All in all, there's no reason to think the Yanks won't be right back fighting for a playoff spot in September. At 27-23, they're on a pace to win 88 games. In the American League East, they're just two games behind the Blue Jays, the hottest team in baseball.
To have done this the way the Yankees have done it is remarkable. They've used 38 players, including 21 pitchers. Three of their projected five starters -- CC Sabathia, Michael Pineda and Ivan Nova -- are on the disabled list.
Meanwhile, some of their big-ticket signings are off to slow starts. Brian McCann is hitting .216 and Carlos Beltran is on the DL. Furthermore, Mark Teixeira has missed 15 of the first 50 games.
Organizations reveal themselves in all sorts of way during a six-month season in which every strength and weakness is revealed. The Yankees are always going to be evaluated differently because of their deep pockets..
They make no apology for their resources, because they see that part of the deal as George Steinbrenner's legacy. The Boss would spend whatever needed to be spent to give the Yanks a championship club. The Boss expected results.
Four years after his death, Steinbrenner would be proud of how these Yankees react to adversity. That is, they do not blink. They do not complain. Most important of all, their expectations never change.
"We just have to find a way," manager Joe Girardi will tell you.
"No excuses," general manager Brian Cashman will say.
But Steinbrenner also understood that winning was about more than simply spending the most money. One of the things good organizations do is work relentlessly to build organizational depth. That depth is supposed to begin with the First-Year Player Draft and the international amateur free-agent market.
But the best organizations explore every avenue to find players. They value every roster spot. As you know, the Yanks spent around $500 million last offseason to shore up their roster.
It was the kind of spending spree the Yankees had hoped to never be forced into again. But they were prompted to spend because a player development system they were so confident about two years ago has not produced a steady stream of talent at the big league level.
So the Yanks welcomed McCann, Beltran, Jacoby Ellsbury and Masahiro Tanaka to the family.

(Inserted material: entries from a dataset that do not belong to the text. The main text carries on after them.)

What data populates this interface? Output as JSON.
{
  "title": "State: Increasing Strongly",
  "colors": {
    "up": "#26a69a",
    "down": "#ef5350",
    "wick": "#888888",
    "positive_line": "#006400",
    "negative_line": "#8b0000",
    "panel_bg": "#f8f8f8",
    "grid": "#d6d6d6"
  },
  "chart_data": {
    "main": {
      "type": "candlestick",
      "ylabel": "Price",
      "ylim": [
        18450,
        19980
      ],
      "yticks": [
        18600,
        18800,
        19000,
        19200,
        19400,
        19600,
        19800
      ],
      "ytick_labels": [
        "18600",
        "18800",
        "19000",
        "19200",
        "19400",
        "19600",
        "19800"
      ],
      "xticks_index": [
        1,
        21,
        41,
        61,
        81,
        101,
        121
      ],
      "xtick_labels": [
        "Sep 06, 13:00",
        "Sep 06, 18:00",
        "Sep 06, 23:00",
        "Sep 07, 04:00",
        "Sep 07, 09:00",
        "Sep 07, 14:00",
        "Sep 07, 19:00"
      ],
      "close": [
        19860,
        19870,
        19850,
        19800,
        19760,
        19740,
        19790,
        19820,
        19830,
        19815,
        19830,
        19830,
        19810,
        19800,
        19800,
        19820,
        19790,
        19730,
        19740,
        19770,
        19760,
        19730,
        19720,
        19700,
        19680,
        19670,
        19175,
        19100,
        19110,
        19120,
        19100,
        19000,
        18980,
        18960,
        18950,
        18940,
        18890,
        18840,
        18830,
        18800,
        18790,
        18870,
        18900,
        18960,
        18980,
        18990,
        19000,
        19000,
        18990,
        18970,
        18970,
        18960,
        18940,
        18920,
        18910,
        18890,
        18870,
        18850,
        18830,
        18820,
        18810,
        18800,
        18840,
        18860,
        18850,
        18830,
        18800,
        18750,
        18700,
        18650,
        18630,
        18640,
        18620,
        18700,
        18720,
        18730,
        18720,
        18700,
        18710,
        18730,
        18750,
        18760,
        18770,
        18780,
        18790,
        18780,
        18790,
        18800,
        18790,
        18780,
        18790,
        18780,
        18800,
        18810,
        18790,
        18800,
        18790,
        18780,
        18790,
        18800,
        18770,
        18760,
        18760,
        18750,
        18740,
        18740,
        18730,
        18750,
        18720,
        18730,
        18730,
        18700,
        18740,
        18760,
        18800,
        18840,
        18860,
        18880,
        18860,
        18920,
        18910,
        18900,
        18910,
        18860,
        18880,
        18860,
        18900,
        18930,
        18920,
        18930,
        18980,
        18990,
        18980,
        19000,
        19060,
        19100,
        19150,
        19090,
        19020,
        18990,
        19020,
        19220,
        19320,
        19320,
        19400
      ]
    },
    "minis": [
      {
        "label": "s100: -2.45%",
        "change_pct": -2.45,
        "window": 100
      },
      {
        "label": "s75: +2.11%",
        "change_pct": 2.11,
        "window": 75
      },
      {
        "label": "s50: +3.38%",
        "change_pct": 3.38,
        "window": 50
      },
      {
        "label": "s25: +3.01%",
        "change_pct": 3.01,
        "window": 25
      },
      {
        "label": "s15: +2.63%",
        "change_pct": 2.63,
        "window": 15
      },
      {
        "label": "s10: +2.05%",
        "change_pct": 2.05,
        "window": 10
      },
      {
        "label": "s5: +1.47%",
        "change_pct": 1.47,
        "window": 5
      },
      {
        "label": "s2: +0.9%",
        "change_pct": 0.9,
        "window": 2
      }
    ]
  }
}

Isn't it funny how things work out?
Only Tanaka (7-1) has performed the way the Yankees hoped he would. The other three have long track records, and if they all get going in the second half, the Yanks have a chance to roll back into October.

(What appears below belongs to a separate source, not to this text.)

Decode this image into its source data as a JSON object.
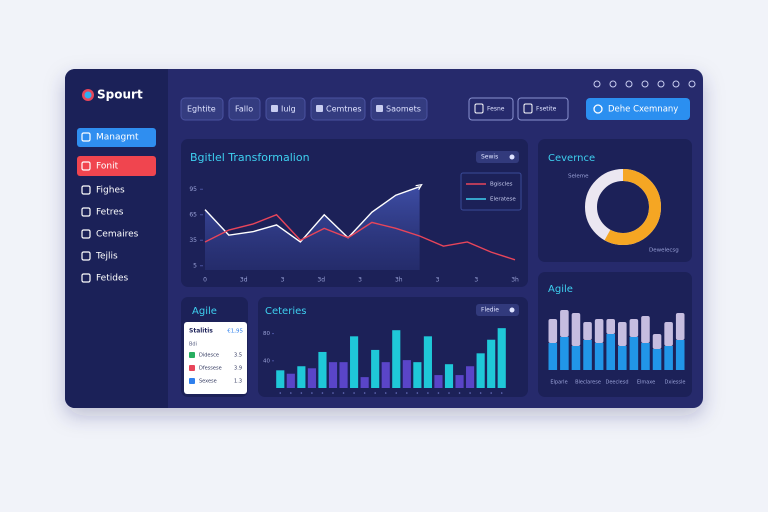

If they do that, it will be because Cashman built a complete organization, an organization that has delivered talent to the big league roster from all sorts of places.

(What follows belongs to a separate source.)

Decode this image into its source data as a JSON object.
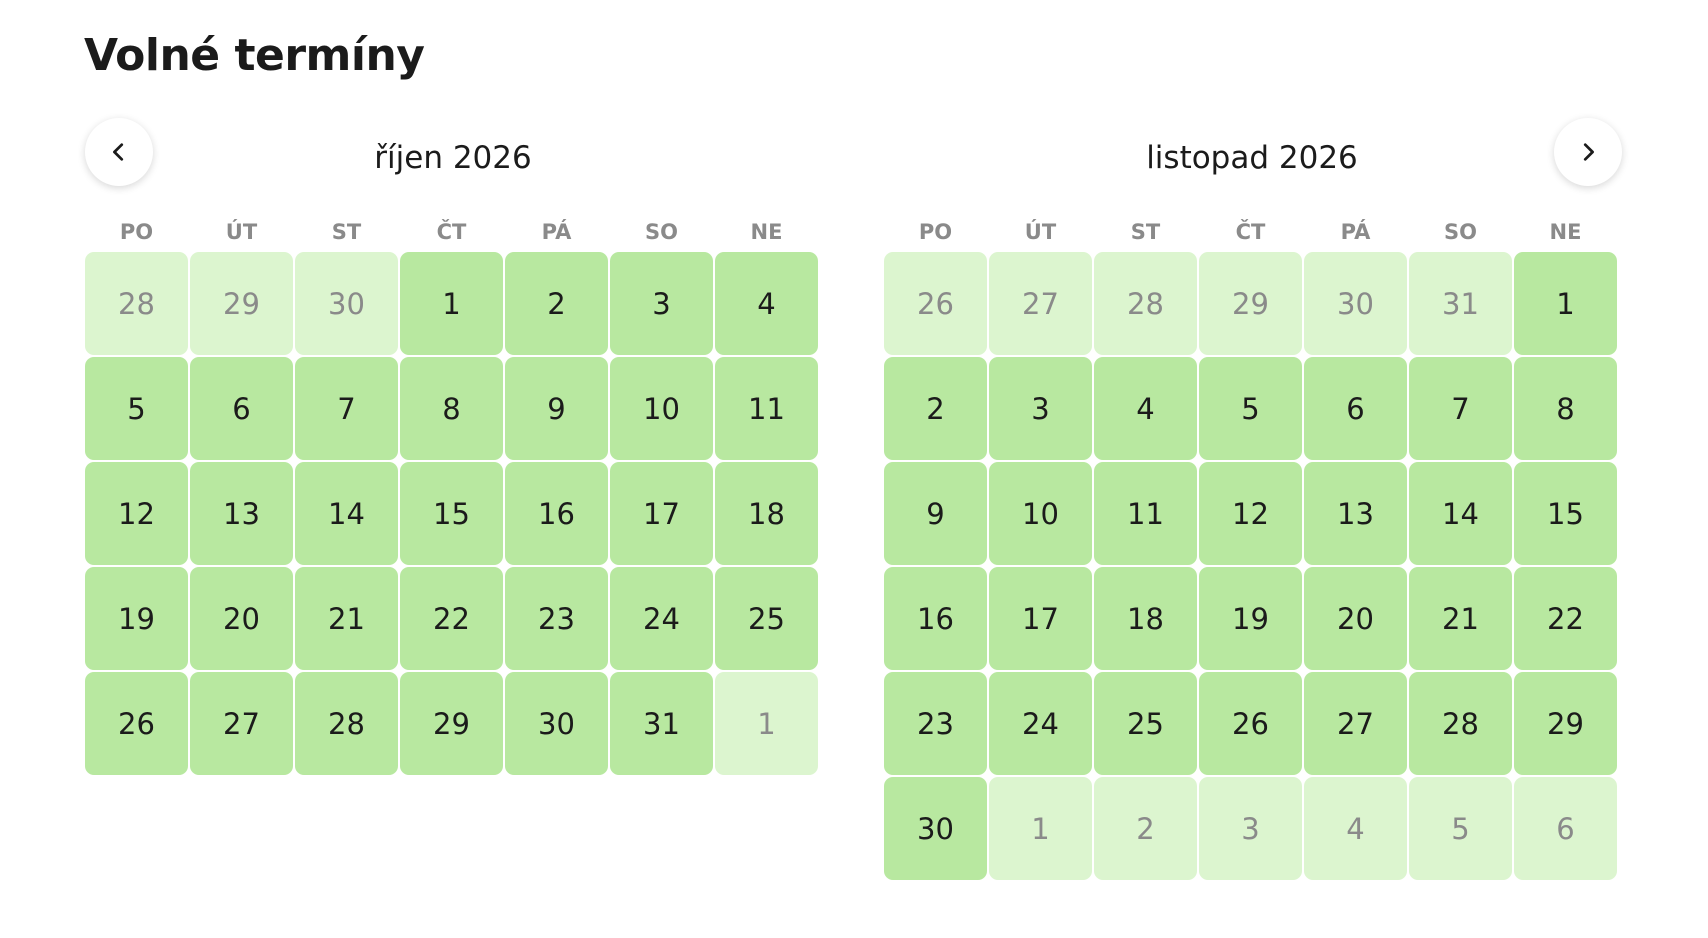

About those Drafts. Between 2006-09, the Yankees drafted six of their big league pitchers -- Robertson, Warren, Betances, Claiborne, Whitley and Phelps -- as well as backup catcher John Ryan Murphy.
Building a winning team is about exploring other nooks and crannies. Solarte was a different kind of free-agent signing. He spent eight years in the Minor Leagues with the Twins and Rangers. The Yanks saw enough to give Solarte a shot. He wasn't in the original blueprint, but he got to Spring Training and began to hit and didn't stop.
Daley and Nuno were free-agent signings who got little attention. Reliever Matt Thornton and infielders Kelly Johnson and Brian Roberts were three signings who got little attention. All have contributed.
To make the playoffs, the Yankees probably need Sabathia and Pineda back in the rotation as well as McCann and Beltran producing in the middle of the lineup. Until those things happen, Girardi has shown again how good he is at getting the healthy players to focus on the task at hand and to ignore the outside noise.
Never once in this stretch has Girardi done anything except express confidence in the 25 players he has for that day. He has had some games in which the Yanks have been four or five players short of a full roster. In that way, this has been a fairly remarkable beginning to a season in which they were widely picked to finish no higher than third in the AL East.
This is one of those seasons when Cashman and Girardi should be proud of how it's playing out. It's a satisfying season for all those scouts and instructors who helped find and develop the talent.
The Yankees would tell you a 27-23 record is nothing special. It is, though: special and then some.